It is interesting to note that the CPU load running flight control on the STM32F7 on a single core is comparable to the CPU load on a much faster single core of a Parrot Bebop 2:
Below is the load on Bebop (percentage in the list is a single core)
Mem: 66516K used, 230236K free, 0K shrd, 15268K buff, 22992K cached CPU: 10.3% usr 21.7% sys 0.0% nic 67.4% idle 0.0% io 0.0% irq 0.5% sirq Load average: 1.53 0.80 0.32 3/113 1221 PID PPID USER STAT VSZ %VSZ CPU %CPU COMMAND 1200 1187 root S 36468 12.2 0 26.1 px4 /home/root/ /home/root/px4.config
And here is the load on a Cortex M7 (STM32F7, complete system load)

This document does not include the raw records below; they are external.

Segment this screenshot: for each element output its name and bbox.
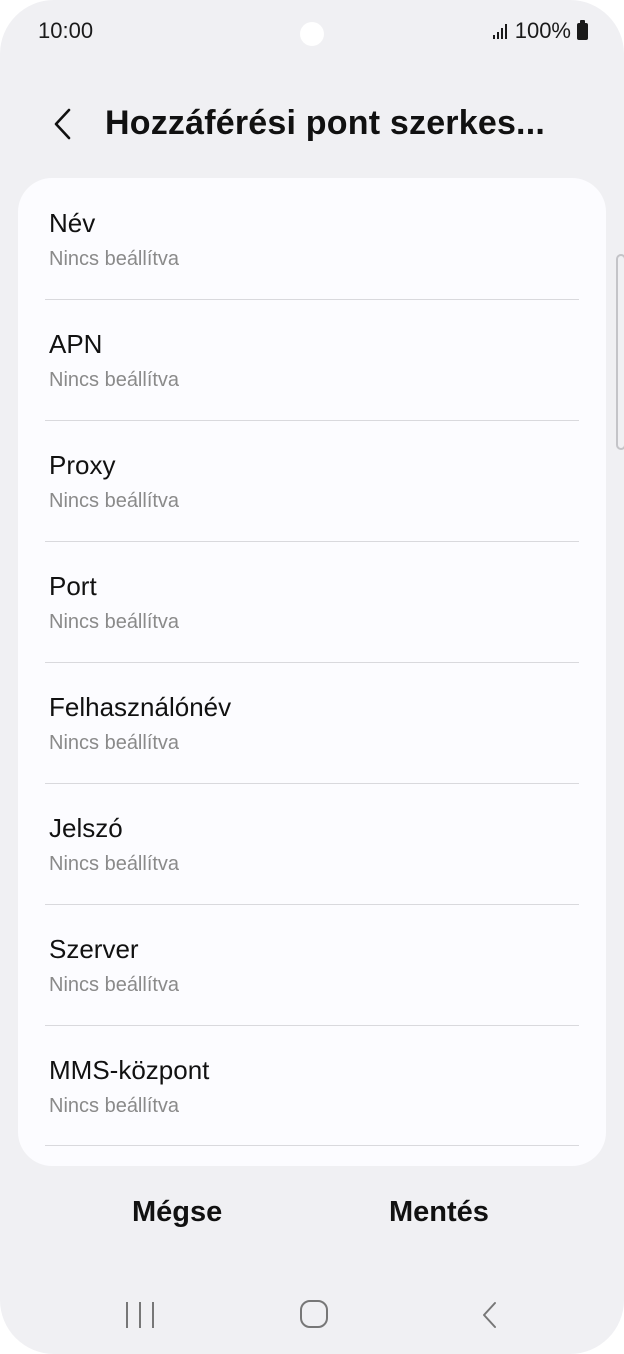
page-title: Hozzáférési pont szerkes... [105, 104, 545, 142]
recent-apps-icon[interactable] [126, 1302, 154, 1328]
status-indicators: 100% [492, 18, 588, 44]
list-item-value: Nincs beállítva [49, 369, 180, 391]
list-item-value: Nincs beállítva [49, 853, 180, 875]
list-item-value: Nincs beállítva [49, 611, 180, 633]
list-item-value: Nincs beállítva [49, 974, 180, 996]
front-camera [300, 22, 324, 46]
chevron-left-icon [54, 108, 71, 140]
divider [45, 1145, 579, 1146]
back-icon[interactable] [478, 1300, 502, 1330]
settings-list: Név Nincs beállítva APN Nincs beállítva … [18, 178, 606, 1166]
list-item-label: MMS-központ [49, 1055, 210, 1085]
list-item-value: Nincs beállítva [49, 732, 180, 754]
list-item-value: Nincs beállítva [49, 248, 180, 270]
battery-percentage: 100% [514, 18, 571, 43]
signal-icon [492, 23, 507, 39]
scrollbar[interactable] [616, 254, 624, 450]
navigation-bar [0, 1280, 624, 1350]
list-item-mmsc[interactable]: MMS-központ Nincs beállítva [18, 1025, 606, 1146]
list-item-label: Szerver [49, 934, 139, 964]
phone-screen: 10:00 100% Hozzáférési pont szerkes... N… [0, 0, 624, 1354]
list-item-port[interactable]: Port Nincs beállítva [18, 541, 606, 662]
list-item-server[interactable]: Szerver Nincs beállítva [18, 904, 606, 1025]
list-item-apn[interactable]: APN Nincs beállítva [18, 299, 606, 420]
back-button[interactable] [42, 104, 82, 144]
save-button[interactable]: Mentés [389, 1196, 489, 1229]
list-item-value: Nincs beállítva [49, 1095, 180, 1117]
list-item-proxy[interactable]: Proxy Nincs beállítva [18, 420, 606, 541]
list-item-password[interactable]: Jelszó Nincs beállítva [18, 783, 606, 904]
battery-icon [577, 19, 588, 40]
list-item-username[interactable]: Felhasználónév Nincs beállítva [18, 662, 606, 783]
list-item-label: Jelszó [49, 813, 123, 843]
home-icon[interactable] [300, 1300, 328, 1328]
list-item-label: Felhasználónév [49, 692, 232, 722]
list-item-label: APN [49, 329, 103, 359]
list-item-value: Nincs beállítva [49, 490, 180, 512]
list-item-label: Port [49, 571, 97, 601]
header: Hozzáférési pont szerkes... [0, 90, 624, 160]
status-time: 10:00 [38, 18, 94, 43]
list-item-label: Proxy [49, 450, 116, 480]
cancel-button[interactable]: Mégse [132, 1196, 222, 1229]
list-item-label: Név [49, 208, 96, 238]
status-bar: 10:00 100% [0, 0, 624, 66]
list-item-name[interactable]: Név Nincs beállítva [18, 178, 606, 299]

Processes: 21 total, 4 running, 17 sleeping CPU usage: 31.33% tasks, 1.39% sched, 67.28% idle DMA Memory: 5120 total, 1536 used 1536 peak Uptime: 91.005s total, 61.744s idle
The similar number despite of the advantage of the Parrot Bebop 2 in clock speed makes sense: Flight control consists of many short interleaving tasks and sensor driver access for which Linux is not designed specifically, while the NuttX RTOS is. It also sheds a light on why prosumer drone manufacturers like DJI and Yuneec as well as Intel have retained an independent microcontroller for flight control in their models. Qualcomm is offering a smart hybrid approach by running PX4 on the DSP of the Snapdragon SoC, leaving Linux to run computer vision.